= Anastasia Gosteva =

Russian writer, journalist and translator

Anastasia Sergeyevna Gosteva (Анастасия Сергеевна Гостева; born 2 February 1975) is a Russian writer, journalist and translator who since the late 1990s has published a number of successful novels. Her imaginative story Big Bang and Turtles has been published in English online with support from UNESCO.

==Biography==
Born in Moscow, Gosteva is a physics graduate (1997) from Moscow University. She is one of the first generation of writers who were able to travel freely after the Soviet Union was dissolved in 1991. In addition to her work as a journalist and translator, she publishes poetry and novels. In 1997, she won Znamya Magazines Best Debut Novel award for Дочь самурая (The Samurai's Daughter). The short novel is the story of the heroine's travels to the West, including Paris and London: an innovative scenario for a Russian narrative. She went on to publish Travel Агнец (Travel Lamb) in 1998 and, more recently, Дух дома дома (The Den of the Enlightened) in 2008. She has also published a number of short stories in literary magazines.

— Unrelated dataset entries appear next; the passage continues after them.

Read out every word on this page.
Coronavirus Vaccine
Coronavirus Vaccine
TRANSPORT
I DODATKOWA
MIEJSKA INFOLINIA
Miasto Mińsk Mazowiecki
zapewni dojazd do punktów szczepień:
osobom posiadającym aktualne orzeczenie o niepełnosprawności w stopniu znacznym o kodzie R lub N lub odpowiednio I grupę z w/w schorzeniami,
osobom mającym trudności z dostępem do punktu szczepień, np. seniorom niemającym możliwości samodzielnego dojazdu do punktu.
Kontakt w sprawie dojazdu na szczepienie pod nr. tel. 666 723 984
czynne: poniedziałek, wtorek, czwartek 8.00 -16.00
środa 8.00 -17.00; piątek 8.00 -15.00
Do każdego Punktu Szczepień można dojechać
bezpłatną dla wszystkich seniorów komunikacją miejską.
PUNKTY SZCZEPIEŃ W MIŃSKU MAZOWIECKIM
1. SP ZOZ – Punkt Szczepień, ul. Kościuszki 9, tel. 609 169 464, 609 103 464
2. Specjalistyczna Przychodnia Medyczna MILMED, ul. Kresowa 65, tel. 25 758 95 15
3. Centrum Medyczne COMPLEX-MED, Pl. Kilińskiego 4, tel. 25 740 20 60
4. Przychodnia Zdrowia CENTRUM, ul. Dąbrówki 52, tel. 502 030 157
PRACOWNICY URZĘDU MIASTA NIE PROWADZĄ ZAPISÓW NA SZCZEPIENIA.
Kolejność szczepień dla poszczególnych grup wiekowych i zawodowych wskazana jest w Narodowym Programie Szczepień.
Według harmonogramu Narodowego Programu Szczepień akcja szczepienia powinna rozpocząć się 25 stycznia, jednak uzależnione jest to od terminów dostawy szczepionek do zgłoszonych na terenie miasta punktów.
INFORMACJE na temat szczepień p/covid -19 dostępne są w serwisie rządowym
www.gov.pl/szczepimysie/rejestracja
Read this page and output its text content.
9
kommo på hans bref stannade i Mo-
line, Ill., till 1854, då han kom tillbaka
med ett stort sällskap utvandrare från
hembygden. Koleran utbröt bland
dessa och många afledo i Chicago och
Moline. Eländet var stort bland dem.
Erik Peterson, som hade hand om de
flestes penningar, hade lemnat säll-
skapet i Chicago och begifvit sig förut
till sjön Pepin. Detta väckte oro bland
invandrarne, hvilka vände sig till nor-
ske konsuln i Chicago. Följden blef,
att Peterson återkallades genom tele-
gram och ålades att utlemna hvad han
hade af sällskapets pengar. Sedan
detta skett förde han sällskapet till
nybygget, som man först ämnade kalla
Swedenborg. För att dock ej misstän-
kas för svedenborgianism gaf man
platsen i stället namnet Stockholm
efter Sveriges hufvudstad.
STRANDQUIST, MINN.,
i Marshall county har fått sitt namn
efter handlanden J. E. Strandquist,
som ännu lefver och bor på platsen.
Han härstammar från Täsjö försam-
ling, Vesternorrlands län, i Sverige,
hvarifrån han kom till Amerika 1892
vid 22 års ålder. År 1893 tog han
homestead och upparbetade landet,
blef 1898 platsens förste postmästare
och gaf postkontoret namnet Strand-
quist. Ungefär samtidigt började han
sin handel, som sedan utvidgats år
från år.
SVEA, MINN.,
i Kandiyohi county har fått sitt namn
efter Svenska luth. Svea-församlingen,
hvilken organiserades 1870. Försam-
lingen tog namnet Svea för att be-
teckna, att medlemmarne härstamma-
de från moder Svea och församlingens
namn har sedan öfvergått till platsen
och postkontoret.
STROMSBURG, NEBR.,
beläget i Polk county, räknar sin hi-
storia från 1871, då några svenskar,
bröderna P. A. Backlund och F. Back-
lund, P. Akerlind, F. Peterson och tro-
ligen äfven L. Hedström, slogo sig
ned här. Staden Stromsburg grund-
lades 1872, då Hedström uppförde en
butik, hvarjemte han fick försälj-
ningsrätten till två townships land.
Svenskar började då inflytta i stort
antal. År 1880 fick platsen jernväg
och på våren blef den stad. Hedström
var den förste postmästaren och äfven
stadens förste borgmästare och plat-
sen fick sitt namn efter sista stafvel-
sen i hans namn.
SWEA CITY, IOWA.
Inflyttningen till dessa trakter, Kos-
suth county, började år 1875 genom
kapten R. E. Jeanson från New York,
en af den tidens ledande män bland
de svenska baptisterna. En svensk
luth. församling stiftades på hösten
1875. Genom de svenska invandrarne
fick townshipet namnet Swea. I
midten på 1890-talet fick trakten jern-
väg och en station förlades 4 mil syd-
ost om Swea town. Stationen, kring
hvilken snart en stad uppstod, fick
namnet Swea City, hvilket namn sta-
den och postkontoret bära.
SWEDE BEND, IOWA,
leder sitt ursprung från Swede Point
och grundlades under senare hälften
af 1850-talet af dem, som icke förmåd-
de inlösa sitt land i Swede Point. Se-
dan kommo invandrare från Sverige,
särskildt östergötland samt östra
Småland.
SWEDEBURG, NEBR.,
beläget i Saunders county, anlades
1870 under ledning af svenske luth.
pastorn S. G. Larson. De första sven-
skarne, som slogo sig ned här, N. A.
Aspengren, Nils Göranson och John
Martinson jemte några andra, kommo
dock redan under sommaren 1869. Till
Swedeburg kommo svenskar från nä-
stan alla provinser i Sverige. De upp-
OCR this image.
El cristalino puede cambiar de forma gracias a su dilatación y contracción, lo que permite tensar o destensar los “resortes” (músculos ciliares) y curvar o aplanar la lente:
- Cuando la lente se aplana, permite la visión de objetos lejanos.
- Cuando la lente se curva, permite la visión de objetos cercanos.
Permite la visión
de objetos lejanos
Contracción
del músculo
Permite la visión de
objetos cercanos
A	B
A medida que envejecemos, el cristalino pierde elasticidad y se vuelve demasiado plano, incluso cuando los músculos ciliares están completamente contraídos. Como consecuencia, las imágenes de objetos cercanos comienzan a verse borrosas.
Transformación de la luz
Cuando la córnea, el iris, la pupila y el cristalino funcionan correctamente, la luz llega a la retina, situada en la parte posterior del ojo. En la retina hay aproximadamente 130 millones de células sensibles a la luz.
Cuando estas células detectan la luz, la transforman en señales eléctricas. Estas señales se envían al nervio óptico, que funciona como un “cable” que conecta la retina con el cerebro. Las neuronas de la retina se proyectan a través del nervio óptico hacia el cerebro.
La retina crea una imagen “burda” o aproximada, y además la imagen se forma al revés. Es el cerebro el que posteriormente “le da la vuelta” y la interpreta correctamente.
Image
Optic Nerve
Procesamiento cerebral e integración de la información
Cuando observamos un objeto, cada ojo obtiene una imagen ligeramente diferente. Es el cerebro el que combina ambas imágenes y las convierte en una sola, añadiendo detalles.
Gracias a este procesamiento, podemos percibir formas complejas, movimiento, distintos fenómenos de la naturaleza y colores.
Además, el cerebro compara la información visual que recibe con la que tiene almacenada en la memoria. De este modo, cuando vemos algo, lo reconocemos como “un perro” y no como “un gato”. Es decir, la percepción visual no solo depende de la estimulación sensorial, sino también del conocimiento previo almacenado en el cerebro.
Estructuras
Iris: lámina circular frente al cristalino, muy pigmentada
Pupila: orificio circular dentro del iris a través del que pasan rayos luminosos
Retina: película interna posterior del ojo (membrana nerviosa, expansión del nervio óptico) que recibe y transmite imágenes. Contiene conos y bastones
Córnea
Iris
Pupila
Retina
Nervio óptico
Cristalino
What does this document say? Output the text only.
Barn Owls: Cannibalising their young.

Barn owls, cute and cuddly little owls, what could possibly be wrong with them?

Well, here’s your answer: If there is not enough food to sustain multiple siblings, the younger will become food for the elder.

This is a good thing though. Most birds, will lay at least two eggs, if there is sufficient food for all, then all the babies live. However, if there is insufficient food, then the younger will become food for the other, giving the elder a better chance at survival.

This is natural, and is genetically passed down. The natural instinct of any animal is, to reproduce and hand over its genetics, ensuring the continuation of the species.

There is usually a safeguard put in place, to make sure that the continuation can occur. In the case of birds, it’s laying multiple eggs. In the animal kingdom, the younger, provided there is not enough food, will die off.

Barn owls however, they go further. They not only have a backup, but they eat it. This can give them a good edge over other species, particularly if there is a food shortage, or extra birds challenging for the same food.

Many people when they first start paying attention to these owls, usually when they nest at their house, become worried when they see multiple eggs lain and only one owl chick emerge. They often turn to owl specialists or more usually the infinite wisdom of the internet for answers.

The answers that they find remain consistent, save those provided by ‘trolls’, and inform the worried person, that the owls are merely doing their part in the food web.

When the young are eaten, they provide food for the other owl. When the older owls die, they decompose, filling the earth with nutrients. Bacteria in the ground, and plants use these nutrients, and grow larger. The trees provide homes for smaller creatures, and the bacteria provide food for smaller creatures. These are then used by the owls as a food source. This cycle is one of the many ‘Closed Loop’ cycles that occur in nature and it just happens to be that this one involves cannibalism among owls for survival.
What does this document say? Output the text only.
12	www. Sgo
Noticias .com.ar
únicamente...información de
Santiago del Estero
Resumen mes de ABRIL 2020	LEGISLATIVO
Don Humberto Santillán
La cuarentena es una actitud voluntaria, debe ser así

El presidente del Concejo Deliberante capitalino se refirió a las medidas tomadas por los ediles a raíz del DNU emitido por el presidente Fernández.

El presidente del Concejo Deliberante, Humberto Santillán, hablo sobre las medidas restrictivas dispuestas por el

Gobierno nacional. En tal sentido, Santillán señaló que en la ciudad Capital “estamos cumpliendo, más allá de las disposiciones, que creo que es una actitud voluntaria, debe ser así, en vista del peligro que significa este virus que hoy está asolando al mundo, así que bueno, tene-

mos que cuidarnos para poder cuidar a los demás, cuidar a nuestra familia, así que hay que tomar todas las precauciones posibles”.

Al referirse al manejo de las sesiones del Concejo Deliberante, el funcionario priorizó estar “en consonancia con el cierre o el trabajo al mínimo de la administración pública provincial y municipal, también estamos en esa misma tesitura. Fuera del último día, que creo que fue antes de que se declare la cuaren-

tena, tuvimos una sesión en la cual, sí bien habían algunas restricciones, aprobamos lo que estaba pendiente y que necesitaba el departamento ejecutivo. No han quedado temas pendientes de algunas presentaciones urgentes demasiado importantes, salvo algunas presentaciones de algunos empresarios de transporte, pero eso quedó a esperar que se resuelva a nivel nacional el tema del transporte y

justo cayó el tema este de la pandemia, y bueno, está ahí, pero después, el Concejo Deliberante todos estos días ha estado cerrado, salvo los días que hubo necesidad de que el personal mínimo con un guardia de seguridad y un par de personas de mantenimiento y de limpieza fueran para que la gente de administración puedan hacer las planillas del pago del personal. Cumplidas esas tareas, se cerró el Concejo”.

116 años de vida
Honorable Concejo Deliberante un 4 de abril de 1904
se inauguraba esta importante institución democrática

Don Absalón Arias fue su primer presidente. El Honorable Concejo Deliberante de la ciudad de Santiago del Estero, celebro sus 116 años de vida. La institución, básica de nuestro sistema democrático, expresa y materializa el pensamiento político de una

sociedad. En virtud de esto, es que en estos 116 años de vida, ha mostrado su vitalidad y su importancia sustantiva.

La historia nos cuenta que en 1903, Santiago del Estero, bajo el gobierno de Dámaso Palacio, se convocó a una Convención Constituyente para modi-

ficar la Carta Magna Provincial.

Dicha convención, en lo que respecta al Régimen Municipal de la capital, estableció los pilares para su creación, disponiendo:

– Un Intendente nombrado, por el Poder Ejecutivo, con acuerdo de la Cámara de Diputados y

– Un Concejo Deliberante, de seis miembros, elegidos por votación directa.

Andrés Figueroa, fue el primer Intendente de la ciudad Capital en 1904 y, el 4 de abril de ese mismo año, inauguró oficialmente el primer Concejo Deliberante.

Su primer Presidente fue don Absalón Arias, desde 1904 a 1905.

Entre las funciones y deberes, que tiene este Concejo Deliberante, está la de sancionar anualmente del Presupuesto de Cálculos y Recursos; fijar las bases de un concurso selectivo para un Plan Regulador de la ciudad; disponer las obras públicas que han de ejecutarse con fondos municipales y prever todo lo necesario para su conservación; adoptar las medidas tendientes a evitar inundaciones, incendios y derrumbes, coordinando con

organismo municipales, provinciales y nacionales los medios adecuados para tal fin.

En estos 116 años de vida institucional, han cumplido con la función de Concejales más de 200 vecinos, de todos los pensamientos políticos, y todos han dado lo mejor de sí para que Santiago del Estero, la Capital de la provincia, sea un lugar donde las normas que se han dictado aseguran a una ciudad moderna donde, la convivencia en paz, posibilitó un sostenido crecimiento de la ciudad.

Gosteva is a great traveller, especially to the Orient. She has been to India and the relatively unknown Mustang District of Nepal, and has discussed Buddhism with the Dalai Lama. It was on the basis of this experience that Lyudmila Ulitskaya invited her to write a story based on cosmogony. Her fantastic tale Большой взрыв и черепахи (2006), translated by Boris Meshcheryakov as Big Bang and Turtles, has now been published online by UNESCO. The book, presented as a children's fairy tale, tells the story of how little Cyril enters the mysterious home of an eccentric professor whose mission is to stop people quarrelling about their many different religions.